Consider the one-dimensional Schrodinger equation
$$-\frac{1}{2}D^2 \psi(x)+V(x)\psi(x)=E\psi(x)$$
where $D^2=\dfrac{d^2}{dx^2},V(x)=-\dfrac{1}{|x|}$.
I want to calculate the ground state energy(which is known to be $-0.5$) with finite difference method.
Suppose $\psi(-a)=\psi(a)=0$ for sufficiently large $a$.
Split $[-a,a]$ into $N$ sub-intervals with equal length $h$: $$-a=x_1<x_2<\cdots<x_{N+1}=a$$ $x_{i+1}-x_i=h.$
Now use
$$D^2\psi(x_n)\to\frac{\psi(x_{n-1})-2\psi(x_{n})+\psi(x_{n+1})}{2h^2}$$
and
$$-\frac{1}{2}D^2 \psi(x_n)+V(x_n)\psi(x_n)=E\psi(x_n)$$
we get
$$-y_{n-1}+2(1+V_n h^2)y_n-y_{n+1}=2h^2 Ey_n$$
where $y_n=\psi(x_n)$.
Recall that $y_1=y_{N+1}=0$, we get
$$H \begin{pmatrix} y_2 \\ \vdots \\ y_N \end{pmatrix} = 2h^2E \begin{pmatrix} y_2 \\ \vdots \\ y_N \end{pmatrix} $$
where
$$H=\begin{pmatrix} 2(1+V_2h^2) & -1 & & \\ -1 & 2(1+V_3h^2) & \ddots & \\ & \ddots & \ddots & -1 \\ & & -1 & 2(1+V_Nh^2) \end{pmatrix}$$
is a $N-1$ tridiagonal matrix.
If the least eigenvalue of $H$ is $\lambda$, then I expect $\dfrac{\lambda}{2h^2}$ to approximate the ground state energy $E$.

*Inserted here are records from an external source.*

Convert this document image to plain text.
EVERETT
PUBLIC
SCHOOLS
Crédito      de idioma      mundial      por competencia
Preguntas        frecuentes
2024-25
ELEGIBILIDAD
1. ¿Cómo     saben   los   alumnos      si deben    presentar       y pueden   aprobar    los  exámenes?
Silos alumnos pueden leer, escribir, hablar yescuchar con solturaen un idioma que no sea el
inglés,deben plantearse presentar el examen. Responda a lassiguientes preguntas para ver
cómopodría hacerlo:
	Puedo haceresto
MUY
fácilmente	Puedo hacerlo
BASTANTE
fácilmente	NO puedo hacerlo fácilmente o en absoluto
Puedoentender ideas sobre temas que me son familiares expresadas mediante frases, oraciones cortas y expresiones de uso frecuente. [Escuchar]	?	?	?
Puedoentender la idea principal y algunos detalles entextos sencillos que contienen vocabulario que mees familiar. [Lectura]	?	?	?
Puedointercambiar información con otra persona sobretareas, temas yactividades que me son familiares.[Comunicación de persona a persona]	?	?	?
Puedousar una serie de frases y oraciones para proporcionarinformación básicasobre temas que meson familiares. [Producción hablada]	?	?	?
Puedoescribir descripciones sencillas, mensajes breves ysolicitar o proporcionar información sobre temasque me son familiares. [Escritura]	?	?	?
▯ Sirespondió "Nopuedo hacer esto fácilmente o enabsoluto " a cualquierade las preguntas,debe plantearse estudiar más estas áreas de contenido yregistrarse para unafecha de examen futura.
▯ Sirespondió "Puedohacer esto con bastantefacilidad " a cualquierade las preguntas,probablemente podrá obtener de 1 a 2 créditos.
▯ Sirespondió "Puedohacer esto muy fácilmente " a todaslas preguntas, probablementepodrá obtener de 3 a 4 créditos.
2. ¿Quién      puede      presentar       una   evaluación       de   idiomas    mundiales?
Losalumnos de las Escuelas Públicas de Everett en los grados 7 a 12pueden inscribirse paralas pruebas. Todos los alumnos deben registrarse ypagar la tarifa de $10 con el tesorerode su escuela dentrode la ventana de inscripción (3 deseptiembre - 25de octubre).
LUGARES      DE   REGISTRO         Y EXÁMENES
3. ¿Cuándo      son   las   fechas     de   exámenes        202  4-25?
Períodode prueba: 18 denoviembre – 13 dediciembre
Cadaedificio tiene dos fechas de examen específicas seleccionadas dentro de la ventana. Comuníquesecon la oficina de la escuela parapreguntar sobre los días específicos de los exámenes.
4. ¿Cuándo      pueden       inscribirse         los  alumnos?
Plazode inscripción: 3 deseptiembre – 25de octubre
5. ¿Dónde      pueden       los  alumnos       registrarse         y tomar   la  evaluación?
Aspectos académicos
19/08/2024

So I write a MATLAB program:
function m = onedimen1(a,M)
N = 2*M+1;
h = 2*a/N;
t = -a;
for i = 1 : N-2
t = t+h;
H(i,i) = 2*(1+vp(t)*h*h);
H(i+1,i) = -1;
H(i,i+1) = -1;
end
H(N-1,N-1) = 2*(1+vp(t+h)*h*h);
m1=eig(H)/(2*h*h);
m = m1(1:5);
function y = vp(x)
y = - 1/(abs(x)) ;
end
end
but when I try
onedimen1(10,100)
onedimen1(10,1000)
the least eigenvalue of $H$ divided by $2h^2$ appears to be too small(and tends to negative infinity when $N$ increases), but the second largest divided by $2h^2$ is always near $-0.5$.
Can anyone explain why?
(P.S. If I change $V(x)$ to $V(x)=\dfrac{1}{|x|}$ then the least eigenvalue of $H$ is stable)